Beim französischen Versicherungskonzern AXA floriert das Geschäft ebenfalls - bei Lebensversicherungen und Sparprodukten ebenso wie bei Schadens- und Unfallversicherungen und im Bereich Gesundheit. Zudem hat er eine Solvency-II-Kapitalquote von stattlichen 214 Prozent. Sie spiegelt die Kapitalstärke eines Versicherers wider. Der Konzern startete zuletzt ein Aktienrückkaufprogramm von bis zu 1,7 Milliarden Euro und kündigte an, 2022 ein weiteres von 0,5 Milliarden Euro auflegen zu wollen.

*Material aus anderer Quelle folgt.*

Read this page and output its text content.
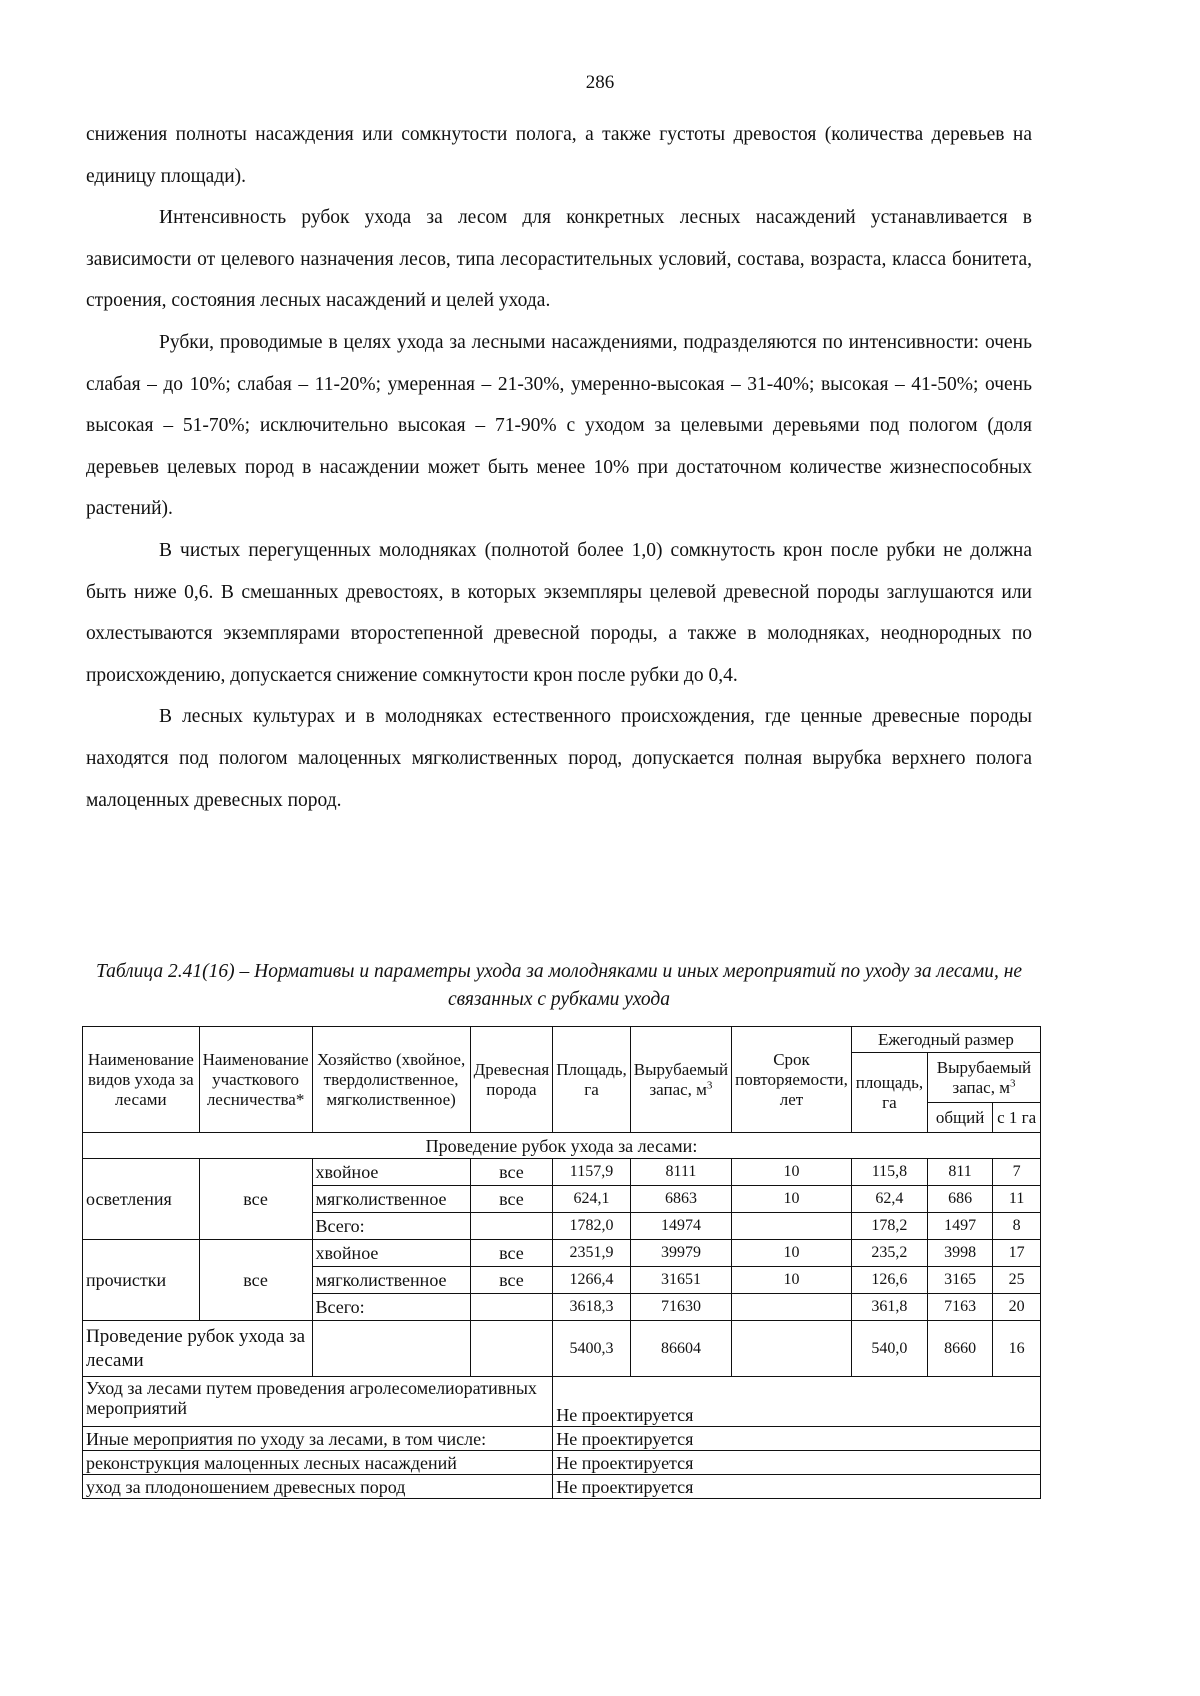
286

снижения полноты насаждения или сомкнутости полога, а также густоты древостоя (количества деревьев на единицу площади).

Интенсивность рубок ухода за лесом для конкретных лесных насаждений устанавливается в зависимости от целевого назначения лесов, типа лесорастительных условий, состава, возраста, класса бонитета, строения, состояния лесных насаждений и целей ухода.

Рубки, проводимые в целях ухода за лесными насаждениями, подразделяются по интенсивности: очень слабая – до 10%; слабая – 11-20%; умеренная – 21-30%, умеренно-высокая – 31-40%; высокая – 41-50%; очень высокая – 51-70%; исключительно высокая – 71-90% с уходом за целевыми деревьями под пологом (доля деревьев целевых пород в насаждении может быть менее 10% при достаточном количестве жизнеспособных растений).

В чистых перегущенных молодняках (полнотой более 1,0) сомкнутость крон после рубки не должна быть ниже 0,6. В смешанных древостоях, в которых экземпляры целевой древесной породы заглушаются или охлестываются экземплярами второстепенной древесной породы, а также в молодняках, неоднородных по происхождению, допускается снижение сомкнутости крон после рубки до 0,4.

В лесных культурах и в молодняках естественного происхождения, где ценные древесные породы находятся под пологом малоценных мягколиственных пород, допускается полная вырубка верхнего полога малоценных древесных пород.

Таблица 2.41(16) – Нормативы и параметры ухода за молодняками и иных мероприятий по уходу за лесами, не связанных с рубками ухода
Наименование видов ухода за лесами	Наименование участкового лесничества*	Хозяйство (хвойное, твердолиственное, мягколиственное)	Древесная порода	Площадь, га	Вырубаемый запас, $м^3$	Срок повторяемости, лет	Ежегодный размер		
							площадь, га	Вырубаемый запас, $м^3$
								общий	с 1 га
Проведение рубок ухода за лесами:									
осветления	все	хвойное	все	1157,9	8111	10	115,8	811	7
		мягколиственное	все	624,1	6863	10	62,4	686	11
		Всего:		1782,0	14974		178,2	1497	8
прочистки	все	хвойное	все	2351,9	39979	10	235,2	3998	17
		мягколиственное	все	1266,4	31651	10	126,6	3165	25
		Всего:		3618,3	71630		361,8	7163	20
Проведение рубок ухода за лесами				5400,3	86604		540,0	8660	16
Уход за лесами путем проведения агролесомелиоративных мероприятий				Не проектируется					
Иные мероприятия по уходу за лесами, в том числе:				Не проектируется					
реконструкция малоценных лесных насаждений				Не проектируется					
уход за плодоношением древесных пород				Не проектируется					
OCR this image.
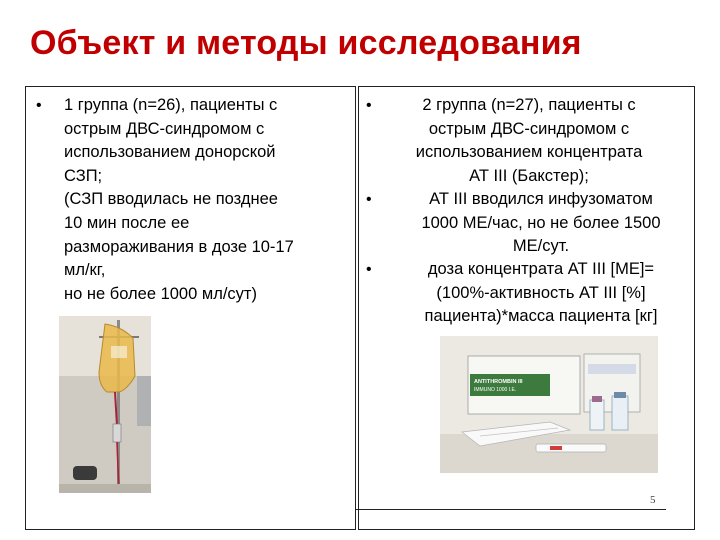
Объект и методы исследования
• 1 группа (n=26), пациенты с
острым ДВС-синдромом с
использованием донорской
СЗП;
(СЗП вводилась не позднее
10 мин после ее
размораживания в дозе 10-17
мл/кг,
но не более 1000 мл/сут)
•	2 группа (n=27), пациенты с
острым ДВС-синдромом с
использованием концентрата
АТ III (Бакстер);
•	АТ III вводился инфузоматом
1000 МЕ/час, но не более 1500
МЕ/сут.
•	доза концентрата АТ III [МЕ]=
(100%-активность АТ III [%]
пациента)*масса пациента [кг]
ANTITHROMBIN III
IMMUNO 1000 I.E.
5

In einem unsicheren Konjunkturumfeld sollten Investoren zudem Growth-Aktien bevorzugen, nach dem Motto: Je schwächer das Wirtschaftswachstum ist, umso mehr sollten Unternehmen mit starkem Wachstum, gerade beim Umsatz, gefragt sein. Zu ihnen gehören die beiden französischen Unternehmen Air Liquide und Schneider Electric. Der Industriegasehersteller Air Liquide hat im dritten Quartal den Umsatz um 17,2 Prozent gesteigert. Der Konzern verspürt eine starke Nachfrage aus der Elektronikindustrie, etwa nach Gasen in Halbleitern. Wegen der Pandemie sind außerdem medizinischer Sauerstoff und Atemdruckluft für Krankenhäuser gefragt. Die Firma hat zudem zahlreiche Partnerschaften geschlossen, unter anderem mit dem Öl- und Gasmulti Totalenergies, um am Wachstum des Wasserstoffmarktes und an der Energiewende zu partizipieren.
Schneider Electric ist in den Bereichen elektrische Energieverteilung und industrielle Automatisierung tätig, wobei erstgenannter knapp 80 Prozent der Konzernerlöse liefert. Die Lösungen zur Energieverteilung werden in Krankenhäusern, Logistik- und Rechenzentren oder in Infrastrukturprojekten, etwa bei Netzbetreibern, genutzt.
Der Konzern spürt zwar die höheren Materialkosten. Doch will Vorstandschef Jean-Pascal Tricoire den Umsatz von 2022 bis 2024 organisch, also bereinigt um Währungseffekte und Zukäufe, um durchschnittlich fünf bis acht Prozent pro Jahr steigern. Die bereinigte operative Marge soll jährlich um 0,3 bis 0,7 Prozentpunkte verbessert werden.